“YOU ARE ENTERING Roberts and Marshall Counties”

262
1960

(Note: any text in italics has been taken from the official SDSHS records.)

Marker Text

You Are Entering ROBERTS COUNTY SOUTH DAKOTA

Long the home of Sisseton, Wahpeton & Cuthead Yanktonaise Sioux, it became part of Deuel & Cheyenne Counties in 1862; Deuel extending N to 46th parallel (4 miles N) in 1872. The Reservation extending S to Lake Kampeska in a giant flatiron was established in 1867. Grant County included the part SE of the Reservation from 1873 to 1883, when Roberts County, named for S.G. Roberts, Territorial Councilman of Fargo, was created. Org. Aug. 6, 1883 by Frederick Dittes, Charles Crissey, Indian Agent and Reuben R. Hall, at Dittes’ Residence, Travare 2 miles SW of Browns Valley was named county seat. In 1884 Wilmot won the election but, losing two court actions, stole the records and it was named by 1885 legislature as county seat. It in turn lost an election in 1898 to Sisseton who, fearing court action, in turn stole the records again to win approval in the 1900 election. White settlement on the Reservation came in 1892 and the railroad to Sisseton in 1893. Post offices were: Sisseton Agency, 1872; Wilmot, 1881; White Rock, 1885; Corona, 1886; Summit, Sisseton and Effington in 1892. Rosholt, Victor, Hammer, Claire City, 1914, when the Soo Line entered the county. With great historical background (see giant map of Sisseton) many lakes, wonderful vistas from its high coteau, a picturesque and fruitful countryside, Roberts County welcomes you.”

Marshall County

“The last county organized east of the Missouri, on May 2, 1885; It had been in Cheyenne County 1862; a gigantic Hanson 1870; co-incident with Stone in 1873; the north half of Day 1879 and was created by the 1885 legislature and named for Governor William W. Marshall of Minnesota. Its high coteaus and many wooded lakes made it the early and happy habitat of the Cuthead Yanktonaise and Sisseton Sioux. White trappers and traders, enroute from Lake Traverse to the Aricara villages on the Missouri near Grand River, visited it by 1800 and its first permanent resident was Joseph R. Brown in 1843 when he had a Fur Trade Post at Buffalo Lakes, near the SE corner, later sold to the American Fur Company. In 1864, following the Santee-Sioux outbreak in Minnesota, Ft. Wadsworth, near its south central border was built to restrain the hostile Indians. It was a very strongly entrenched post and in 1876 was named Ft.

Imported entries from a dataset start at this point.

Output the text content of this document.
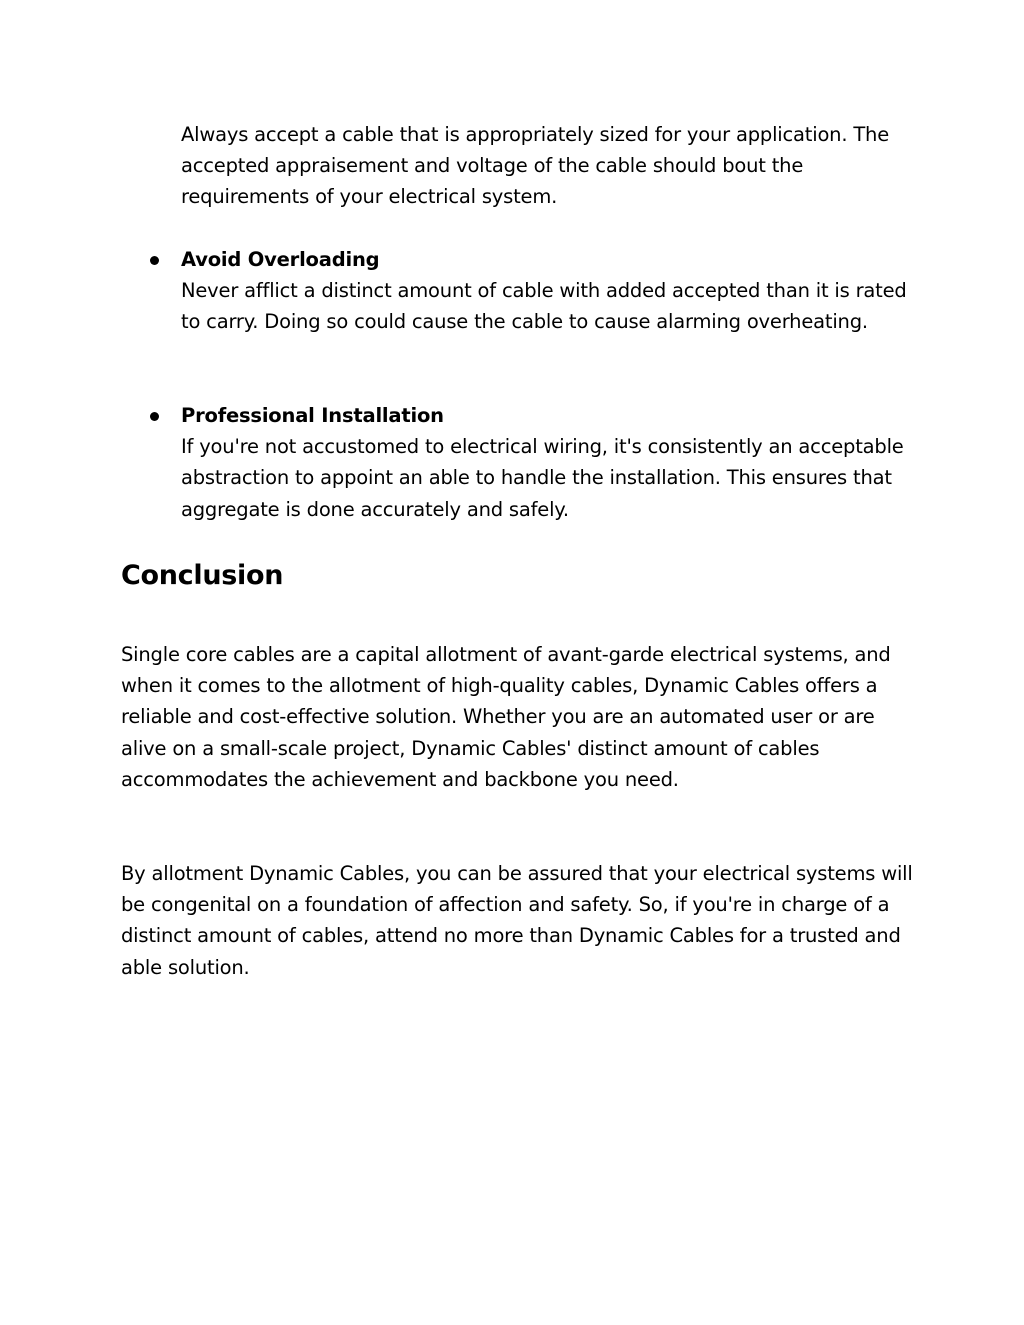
Always accept a cable that is appropriately sized for your application. The accepted appraisement and voltage of the cable should bout the requirements of your electrical system.

Avoid Overloading

Never afflict a distinct amount of cable with added accepted than it is rated to carry. Doing so could cause the cable to cause alarming overheating.

Professional Installation

If you're not accustomed to electrical wiring, it's consistently an acceptable abstraction to appoint an able to handle the installation. This ensures that aggregate is done accurately and safely.

Conclusion

Single core cables are a capital allotment of avant-garde electrical systems, and when it comes to the allotment of high-quality cables, Dynamic Cables offers a reliable and cost-effective solution. Whether you are an automated user or are alive on a small-scale project, Dynamic Cables' distinct amount of cables accommodates the achievement and backbone you need.

By allotment Dynamic Cables, you can be assured that your electrical systems will be congenital on a foundation of affection and safety. So, if you're in charge of a distinct amount of cables, attend no more than Dynamic Cables for a trusted and able solution.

Sisseton but was abandoned by the Military in June 1889. Reconstructed in the 1930s, it is the most authentic old fort in the Midwest and in 1959 was named as a state park. Not far distant is Roy Lake, with a most extensive shore line, another state park. The county’s first post office was at Newark, June 15, 1883; John E. Pulver, Postmaster. Famous for fishing and upland game, Marshall County welcomes you.